Sonra bir arkadaşı ve patronunun ifadesiyle hiç ummadığı bir anda Ergenekon’a dâhil ediliyor. Serbest kalıyor. Bir süre sonra tekrar tutuklanıyor. Silivri’ye konuyor. Derdini anlatmaya çalışıyor ama onu kim dinleye…
Ergenekon’ da İlker Başbuğ’a suç ortağı yapılıyor. Tüm bu yaşadıklarının aslında başına gizli tanıklığı kabul etmediği için geldiğine inanıyor ve bu davada bildiği tüm doğruları anlatıyor ama onu yine kim dinleye…

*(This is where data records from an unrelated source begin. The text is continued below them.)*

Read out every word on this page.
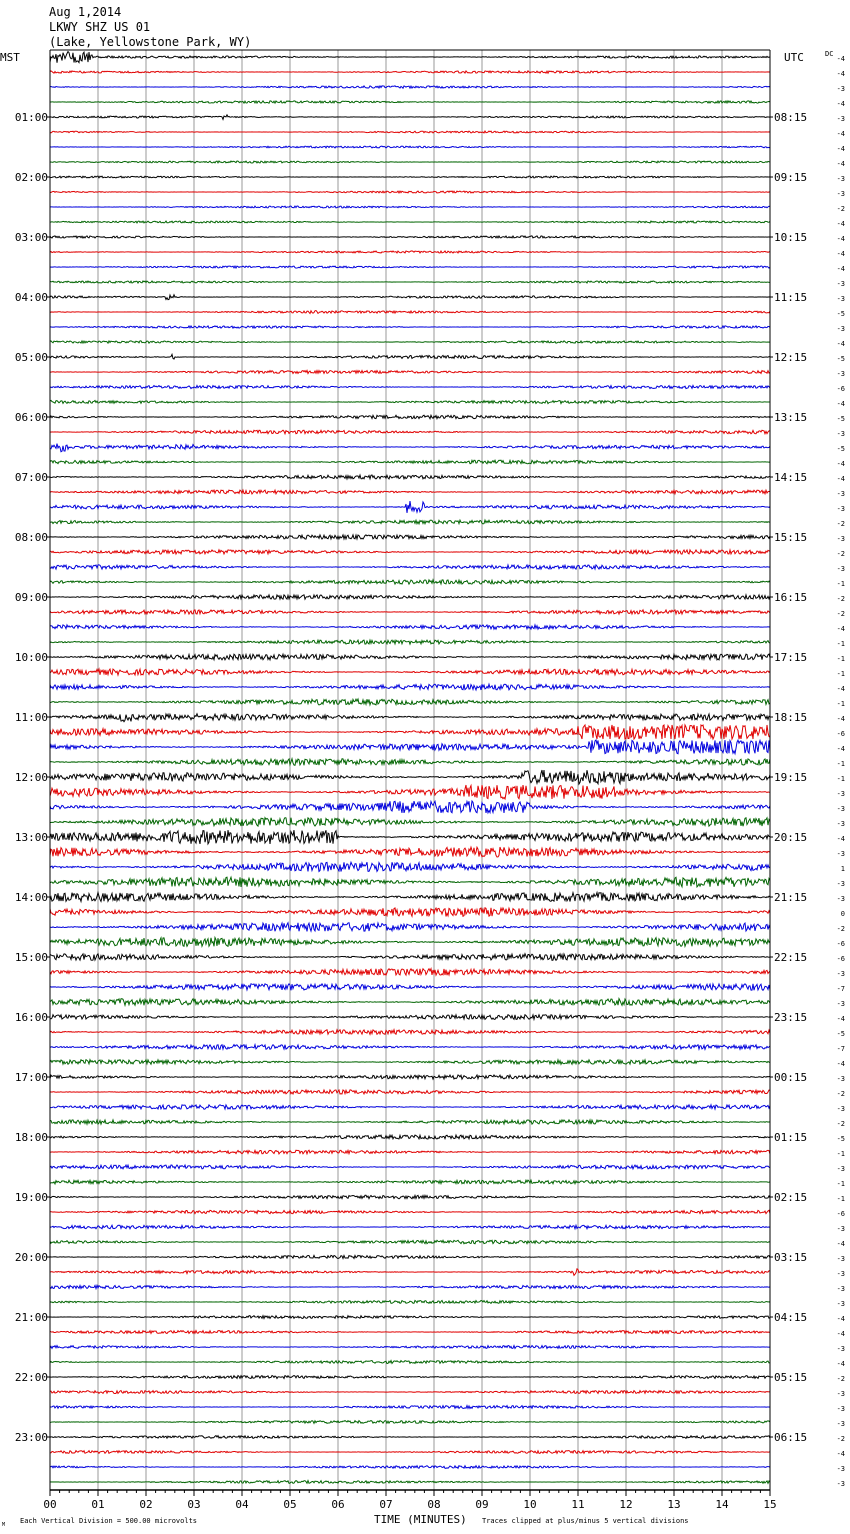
Aug 1,2014
LKWY SHZ US 01
(Lake, Yellowstone Park, WY)
MST	UTC	DC
01:00
02:00
03:00
04:00
05:00
06:00
07:00
08:00
09:00
10:00
11:00
12:00
13:00
14:00
15:00
16:00
17:00
18:00
19:00
20:00
21:00
22:00
23:00
08:15
09:15
10:15
11:15
12:15
13:15
14:15
15:15
16:15
17:15
18:15
19:15
20:15
21:15
22:15
23:15
00:15
01:15
02:15
03:15
04:15
05:15
06:15
-4
-4
-3
-4
-3
-4
-4
-4
-3
-3
-2
-4
-4
-4
-4
-3
-3
-5
-3
-4
-5
-3
-6
-4
-5
-3
-5
-4
-4
-3
-3
-2
-3
-2
-3
-1
-2
-2
-4
-1
-1
-1
-4
-1
-4
-6
-4
-1
-1
-3
-3
-3
-4
-3
1
-3
-3
0
-2
-6
-6
-3
-7
-3
-4
-5
-7
-4
-3
-2
-3
-2
-5
-1
-3
-1
-1
-6
-3
-4
-3
-3
-3
-3
-4
-4
-3
-4
-2
-3
-3
-3
-2
-4
-3
-3
00	01	02	03	04	05	06	07	08	09	10	11	12	13	14	15
TIME (MINUTES)
Each Vertical Division = 500.00 microvolts	Traces clipped at plus/minus 5 vertical divisions
M
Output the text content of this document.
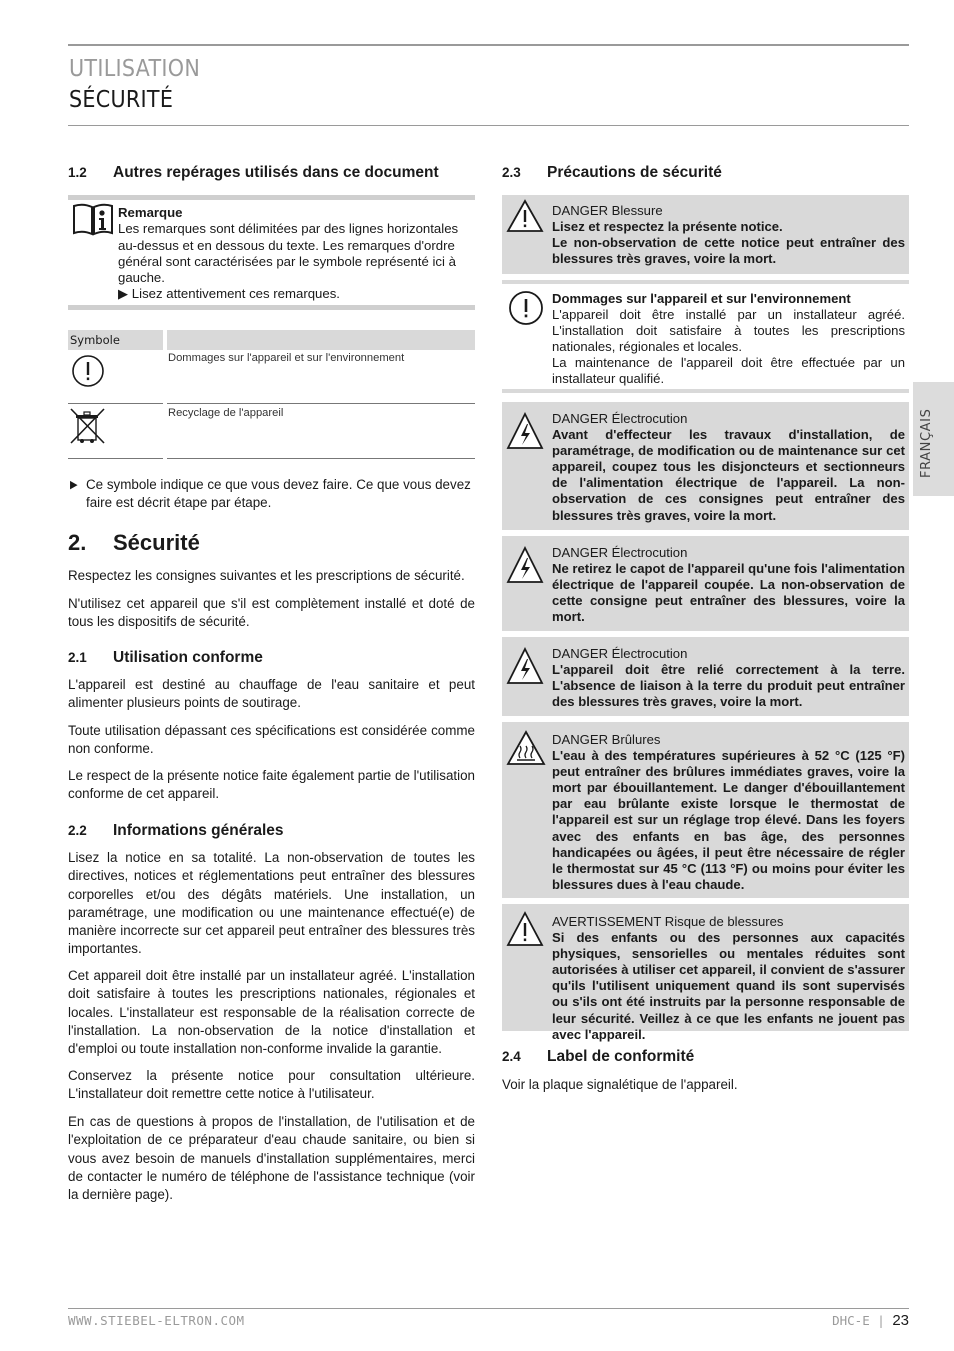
UTILISATION
SÉCURITÉ
FRANÇAIS
1.2 Autres repérages utilisés dans ce document
Remarque
Les remarques sont délimitées par des lignes horizontales au-dessus et en dessous du texte. Les remarques d'ordre général sont caractérisées par le symbole représenté ici à gauche.
▶ Lisez attentivement ces remarques.
Symbole
Dommages sur l'appareil et sur l'environnement
Recyclage de l'appareil
▶ Ce symbole indique ce que vous devez faire. Ce que vous devez faire est décrit étape par étape.
2. Sécurité
Respectez les consignes suivantes et les prescriptions de sécurité.
N'utilisez cet appareil que s'il est complètement installé et doté de tous les dispositifs de sécurité.
2.1 Utilisation conforme
L'appareil est destiné au chauffage de l'eau sanitaire et peut alimenter plusieurs points de soutirage.
Toute utilisation dépassant ces spécifications est considérée comme non conforme.
Le respect de la présente notice faite également partie de l'utilisation conforme de cet appareil.
2.2 Informations générales
Lisez la notice en sa totalité. La non-observation de toutes les directives, notices et réglementations peut entraîner des blessures corporelles et/ou des dégâts matériels. Une installation, un paramétrage, une modification ou une maintenance effectué(e) de manière incorrecte sur cet appareil peut entraîner des blessures très importantes.
Cet appareil doit être installé par un installateur agréé. L'installation doit satisfaire à toutes les prescriptions nationales, régionales et locales. L'installateur est responsable de la réalisation correcte de l'installation. La non-observation de la notice d'installation et d'emploi ou toute installation non-conforme invalide la garantie.
Conservez la présente notice pour consultation ultérieure. L'installateur doit remettre cette notice à l'utilisateur.
En cas de questions à propos de l'installation, de l'utilisation et de l'exploitation de ce préparateur d'eau chaude sanitaire, ou bien si vous avez besoin de manuels d'installation supplémentaires, merci de contacter le numéro de téléphone de l'assistance technique (voir la dernière page).
2.3 Précautions de sécurité
DANGER Blessure
Lisez et respectez la présente notice.
Le non-observation de cette notice peut entraîner des blessures très graves, voire la mort.
Dommages sur l'appareil et sur l'environnement
L'appareil doit être installé par un installateur agréé. L'installation doit satisfaire à toutes les prescriptions nationales, régionales et locales.
La maintenance de l'appareil doit être effectuée par un installateur qualifié.
DANGER Électrocution
Avant d'effecteur les travaux d'installation, de paramétrage, de modification ou de maintenance sur cet appareil, coupez tous les disjoncteurs et sectionneurs de l'alimentation électrique de l'appareil. La non-observation de ces consignes peut entraîner des blessures très graves, voire la mort.
DANGER Électrocution
Ne retirez le capot de l'appareil qu'une fois l'alimentation électrique de l'appareil coupée. La non-observation de cette consigne peut entraîner des blessures, voire la mort.
DANGER Électrocution
L'appareil doit être relié correctement à la terre. L'absence de liaison à la terre du produit peut entraîner des blessures très graves, voire la mort.
DANGER Brûlures
L'eau à des températures supérieures à 52 °C (125 °F) peut entraîner des brûlures immédiates graves, voire la mort par ébouillantement. Le danger d'ébouillantement par eau brûlante existe lorsque le thermostat de l'appareil est sur un réglage trop élevé. Dans les foyers avec des enfants en bas âge, des personnes handicapées ou âgées, il peut être nécessaire de régler le thermostat sur 45 °C (113 °F) ou moins pour éviter les blessures dues à l'eau chaude.
AVERTISSEMENT Risque de blessures
Si des enfants ou des personnes aux capacités physiques, sensorielles ou mentales réduites sont autorisées à utiliser cet appareil, il convient de s'assurer qu'ils l'utilisent uniquement quand ils sont supervisés ou s'ils ont été instruits par la personne responsable de leur sécurité. Veillez à ce que les enfants ne jouent pas avec l'appareil.
2.4 Label de conformité
Voir la plaque signalétique de l'appareil.
WWW.STIEBEL-ELTRON.COM	DHC-E | 23
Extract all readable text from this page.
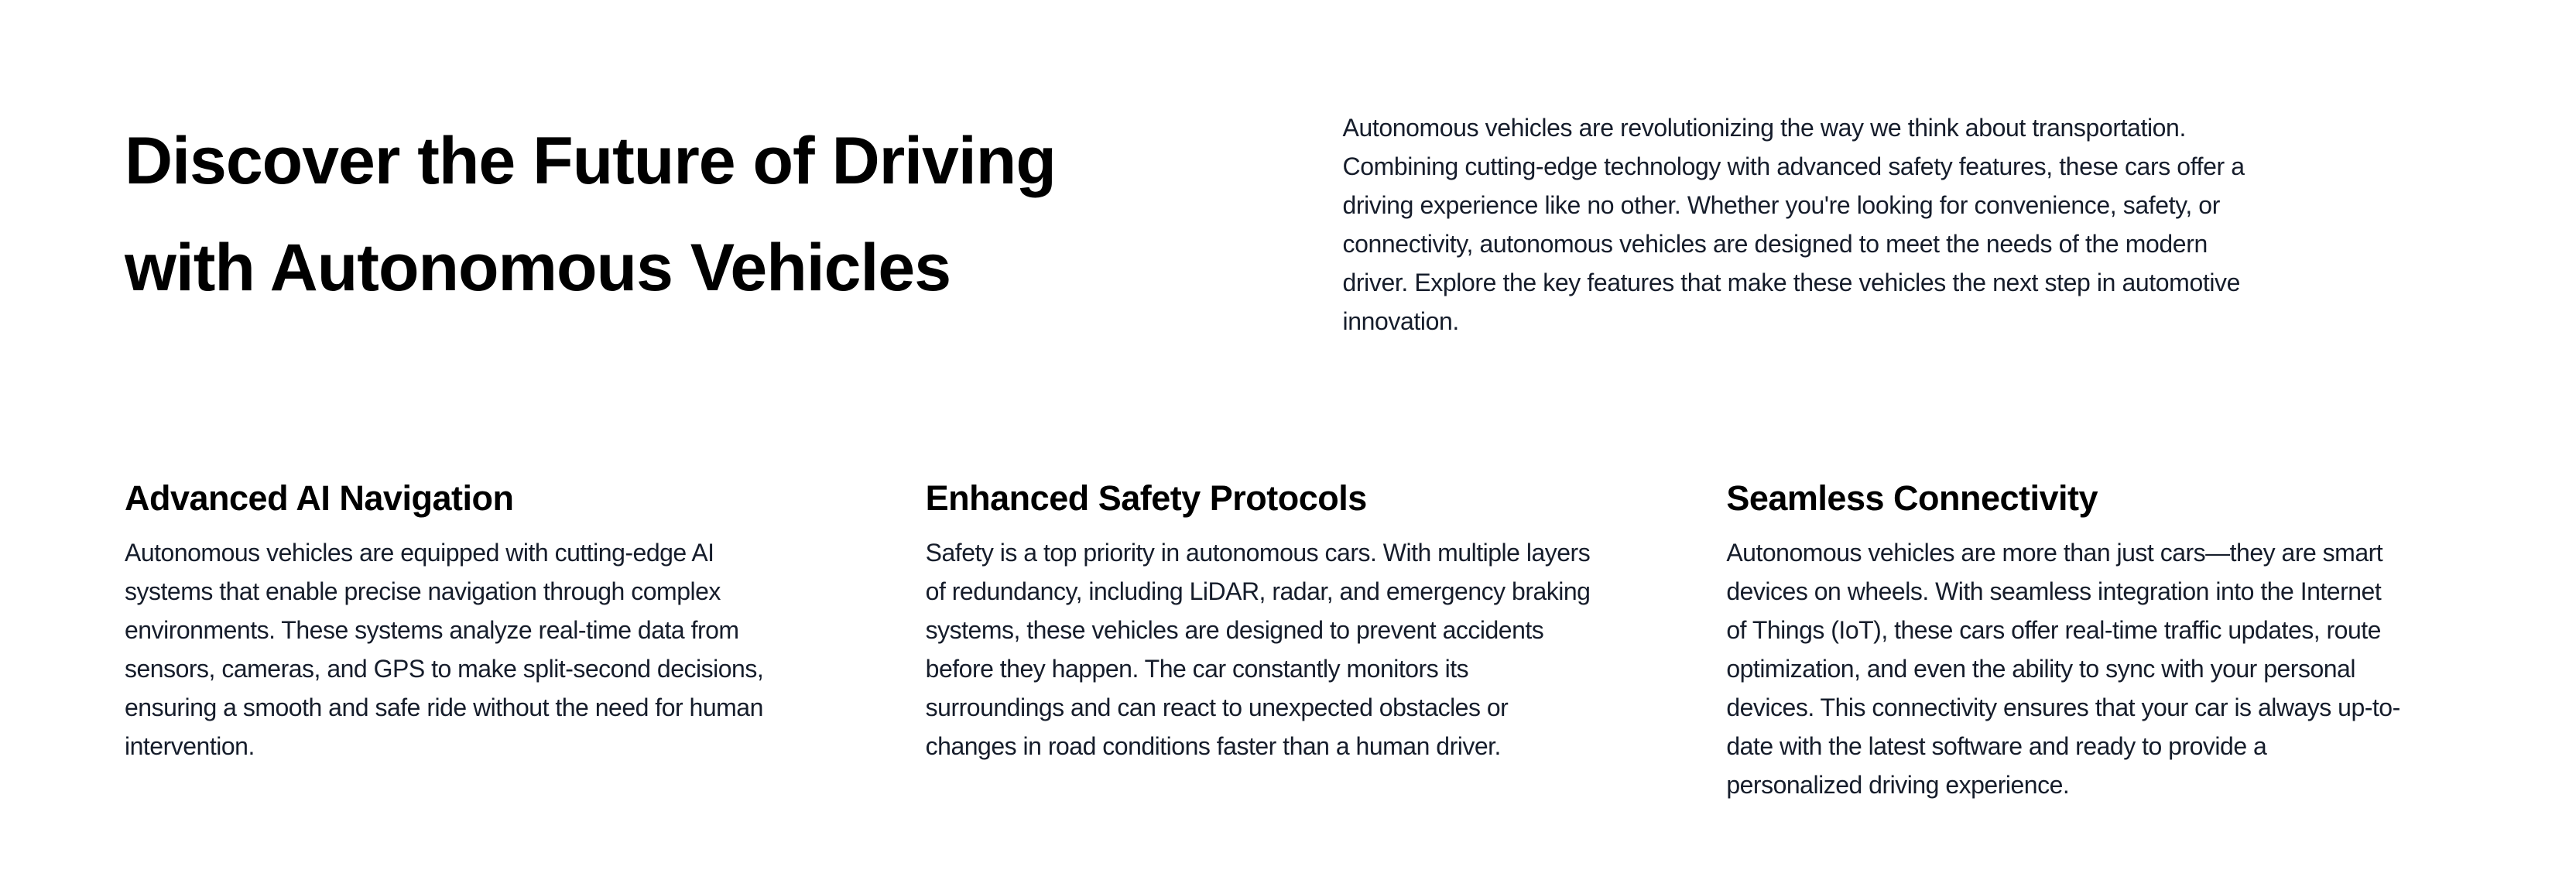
Discover the Future of Driving
with Autonomous Vehicles

Autonomous vehicles are revolutionizing the way we think about transportation.
Combining cutting-edge technology with advanced safety features, these cars offer a
driving experience like no other. Whether you're looking for convenience, safety, or
connectivity, autonomous vehicles are designed to meet the needs of the modern
driver. Explore the key features that make these vehicles the next step in automotive
innovation.

Advanced AI Navigation

Autonomous vehicles are equipped with cutting-edge AI
systems that enable precise navigation through complex
environments. These systems analyze real-time data from
sensors, cameras, and GPS to make split-second decisions,
ensuring a smooth and safe ride without the need for human
intervention.

Enhanced Safety Protocols

Safety is a top priority in autonomous cars. With multiple layers
of redundancy, including LiDAR, radar, and emergency braking
systems, these vehicles are designed to prevent accidents
before they happen. The car constantly monitors its
surroundings and can react to unexpected obstacles or
changes in road conditions faster than a human driver.

Seamless Connectivity

Autonomous vehicles are more than just cars—they are smart
devices on wheels. With seamless integration into the Internet
of Things (IoT), these cars offer real-time traffic updates, route
optimization, and even the ability to sync with your personal
devices. This connectivity ensures that your car is always up-to-
date with the latest software and ready to provide a
personalized driving experience.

Kitap işte böyle bir hayatı konu alıyor…
“Ötekiler” aslında nereden baktığınıza göre değişen bir kavram… Yani onlara göre biz öteki, bize göre onlar öteki…
Ancak bu kitapta da değişmeyen hayatın bir gerçeği var o da bir yerlerde birileri hala mahkeme kapılarında “adalet arıyoruz” derse - kim kaybetmiş ki - demek geçer içimden…
YORUMLAR
Henüz yorum yapılmamış.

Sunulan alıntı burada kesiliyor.